Standard Fourier theory makes several implicit assumptions:

  • The environment is fixed: signals are decomposed in flat, unchanging space
  • The basis is predetermined: sines and cosines are complete and orthogonal
  • The transform is linear and static: decomposition does not alter the basis
  • Periodicity is assumed: full cycles, infinite extension, closure under translation

These assumptions work brilliantly for continuous media — vibrations, waves, and fields. But they break down when the environment itself is discrete, causal, and recursive.

The Recursive Transform

In temporal flow physics, we remove the closure assumption. Instead of asking “what frequencies exist in this signal?”, we ask:

What patterns can survive recursive interaction with a discrete causal environment?

Define a recursive phase accumulator:

$$ \Phi_{n+1} = \Phi_n + \Delta \Phi(\text{environment}, \text{adjacency}) $$

Where:

  • \( \Delta \Phi \) depends on how many neighbors actively participate
  • Recursion replaces periodicity
  • Survival replaces orthogonality

A “mode” now exists not because it is an eigenfunction of an operator, but because it is recursively coherent:

$$ \lim_{n \to \infty} \frac{1}{n} \sum_{k=1}^{n} e^{i \Phi_k} \neq 0 $$

This is not a Fourier eigenmode. It is a recursively stable partial mode — a pattern that survives geometric dissolution.

How Particle Ratios Emerge

Consider a 12-neighbor environment — the kissing number in three dimensions. At each recursive step, phase distributes across adjacency paths.

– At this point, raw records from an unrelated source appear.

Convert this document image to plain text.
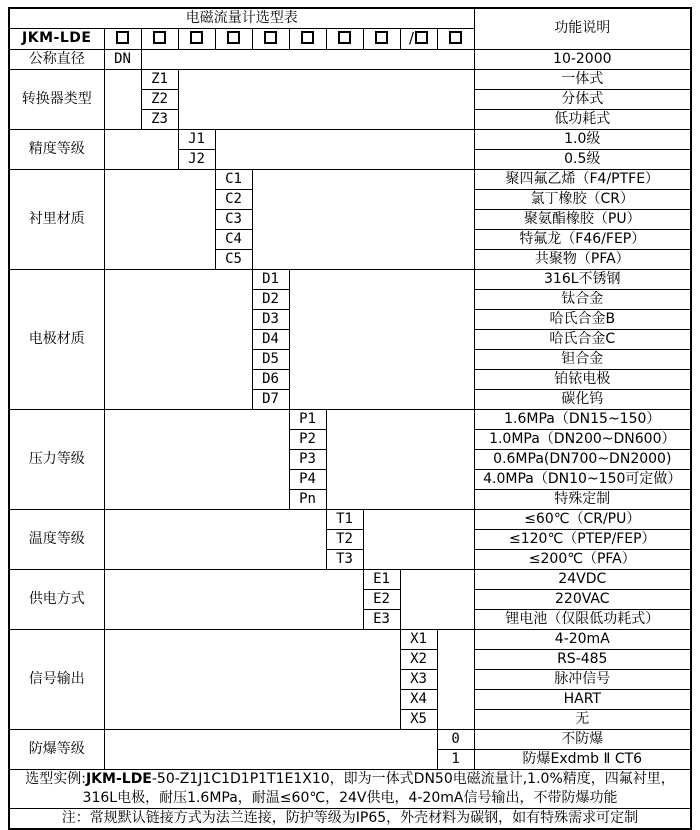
电磁流量计选型表											功能说明
JKM-LDE									/		
公称直径	DN										10-2000
转换器类型		Z1									一体式
		Z2									分体式
		Z3									低功耗式
精度等级			J1								1.0级
			J2								0.5级
衬里材质				C1							聚四氟乙烯（F4/PTFE）
				C2							氯丁橡胶（CR）
				C3							聚氨酯橡胶（PU）
				C4							特氟龙（F46/FEP）
				C5							共聚物（PFA）
电极材质					D1						316L不锈钢
					D2						钛合金
					D3						哈氏合金B
					D4						哈氏合金C
					D5						钽合金
					D6						铂铱电极
					D7						碳化钨
压力等级						P1					1.6MPa（DN15~150）
						P2					1.0MPa（DN200~DN600）
						P3					0.6MPa(DN700~DN2000)
						P4					4.0MPa（DN10~150可定做）
						Pn					特殊定制
温度等级							T1				≤60℃（CR/PU）
							T2				≤120℃（PTEP/FEP）
							T3				≤200℃（PFA）
供电方式								E1			24VDC
								E2			220VAC
								E3			锂电池（仅限低功耗式）
信号输出									X1		4-20mA
									X2		RS-485
									X3		脉冲信号
									X4		HART
									X5		无
防爆等级										0	不防爆
										1	防爆Exdmb Ⅱ CT6

选型实例:JKM-LDE-50-Z1J1C1D1P1T1E1X10，即为一体式DN50电磁流量计,1.0%精度，四氟衬里，
316L电极，耐压1.6MPa，耐温≤60℃，24V供电，4-20mA信号输出，不带防爆功能											

注：常规默认链接方式为法兰连接，防护等级为IP65，外壳材料为碳钢，如有特殊需求可定制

Two stable partitions emerge:

  • Tetrahedral sector: 4 paths out of 12
  • Octahedral sector: 8 paths out of 12

Define a projection operator:

$$ P_{\text{sector}} = \frac{\text{active paths}}{\text{total paths}} $$

The recursive phase contribution becomes:

$$ \Delta \Phi_{\text{tet}} = \frac{4}{12} \Delta \Phi_0 = \frac{1}{3} \Delta \Phi_0 $$ $$ \Delta \Phi_{\text{oct}} = \frac{8}{12} \Delta \Phi_0 = \frac{2}{3} \Delta \Phi_0 $$

After \( N \) recursive steps:

$$ \Phi_N = N \cdot \frac{\text{paths}}{12} \cdot \Delta \Phi_0 $$

The ratio survives recursion because it is topological, not dynamical.

The fractions \( 1/3 \) and \( 2/3 \) are not arbitrary quantum numbers. They are the stable Fourier weights that survive recursive deformation in a 12-neighbor causal geometry.

The Meta-Transform

Standard Fourier transform:

function → spectrum (fixed basis)

Recursive transform:

environment → admissible spectra (evolving basis)

Formally:

$$ \text{Basis}_k(\text{env}_{n+1}) = \mathcal{R}(\text{env}_n) \circ \text{Basis}_k(\text{env}_n) $$

The spectrum evolves with the environment.

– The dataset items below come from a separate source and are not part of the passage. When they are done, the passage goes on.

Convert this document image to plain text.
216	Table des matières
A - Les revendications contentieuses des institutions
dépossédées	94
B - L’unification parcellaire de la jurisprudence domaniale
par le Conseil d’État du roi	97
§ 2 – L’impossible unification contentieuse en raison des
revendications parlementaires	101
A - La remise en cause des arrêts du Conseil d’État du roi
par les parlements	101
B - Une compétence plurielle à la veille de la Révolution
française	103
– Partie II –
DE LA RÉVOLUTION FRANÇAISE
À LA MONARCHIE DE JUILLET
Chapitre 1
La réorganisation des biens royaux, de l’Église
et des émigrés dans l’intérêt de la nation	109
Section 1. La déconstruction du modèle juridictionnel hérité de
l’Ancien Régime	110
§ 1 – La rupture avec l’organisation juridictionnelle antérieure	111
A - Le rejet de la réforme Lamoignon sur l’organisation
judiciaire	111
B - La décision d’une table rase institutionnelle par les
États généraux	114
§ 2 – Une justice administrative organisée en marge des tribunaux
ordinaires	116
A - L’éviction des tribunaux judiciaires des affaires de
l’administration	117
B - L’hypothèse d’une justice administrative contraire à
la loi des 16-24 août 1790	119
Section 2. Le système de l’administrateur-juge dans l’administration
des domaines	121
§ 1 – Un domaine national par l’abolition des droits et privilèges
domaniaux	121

This is the “Fourier transform of the transform” — the measuring basis undergoes the same recursive dynamics as what it measures.

Visualizing the Evolution

  • Step 0: isotropic phase impulse
  • Step 1: discrete adjacency → 12 channels
  • Step 2: recursive reinforcement suppresses instability
  • Step 3: partial phase closure locks 4/12 and 8/12
  • Step 4: ratios become invariant → charge, coupling, mass

This is geometric dissolution: symmetry erodes until only recursively stable remnants remain.

The Speed of Light

The speed of light itself emerges from recursive geometry.

Raw propagation speed:

$$ v_{\text{raw}} = \frac{L}{\Delta t} $$

Information compression:

$$ \rho_I = \frac{\ln(12)}{\ln(4096)} \approx 0.2987 $$

Minimal tension scalar:

$$ Q = \frac{4}{9} $$

Geometric symmetry factor:

$$ \frac{5}{4} $$

Result:

$$ c = \frac{L}{\Delta t} \cdot \sqrt{12} \cdot \frac{\ln(12)}{\ln(4096)} \cdot \frac{4}{9} \cdot \frac{5}{4} $$

The speed of light is not an input constant — it is the output of recursive geometric constraints.

The Core Insight

Ratios like \( 1/3 \), \( 2/3 \), and \( 4:8 \) are fixed points of a recursively deformed Fourier transform acting on a 12-neighbor causal substrate.

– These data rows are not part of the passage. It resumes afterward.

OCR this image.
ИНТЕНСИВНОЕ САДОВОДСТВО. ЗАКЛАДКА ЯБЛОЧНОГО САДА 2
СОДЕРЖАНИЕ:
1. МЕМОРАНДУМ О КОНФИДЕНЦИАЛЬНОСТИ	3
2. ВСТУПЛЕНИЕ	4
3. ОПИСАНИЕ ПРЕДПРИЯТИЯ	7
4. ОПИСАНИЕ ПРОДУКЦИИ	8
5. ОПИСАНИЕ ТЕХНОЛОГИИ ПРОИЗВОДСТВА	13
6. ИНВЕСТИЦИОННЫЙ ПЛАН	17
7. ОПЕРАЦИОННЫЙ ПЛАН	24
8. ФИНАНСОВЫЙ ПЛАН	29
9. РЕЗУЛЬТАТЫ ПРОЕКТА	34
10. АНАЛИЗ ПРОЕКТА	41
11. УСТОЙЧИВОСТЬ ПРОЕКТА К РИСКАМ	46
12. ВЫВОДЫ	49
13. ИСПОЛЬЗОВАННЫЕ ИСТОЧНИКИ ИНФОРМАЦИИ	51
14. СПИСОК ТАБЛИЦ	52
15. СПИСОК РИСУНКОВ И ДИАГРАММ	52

They are survivability coefficients — the weights that remain coherent when geometry measures itself.

Perhaps particles are not things in spacetime.

Perhaps they are the harmonics that remain when spacetime recursively folds through itself.

This is part of an ongoing exploration of temporal flow physics. The framework is still being developed, and engagement is welcome.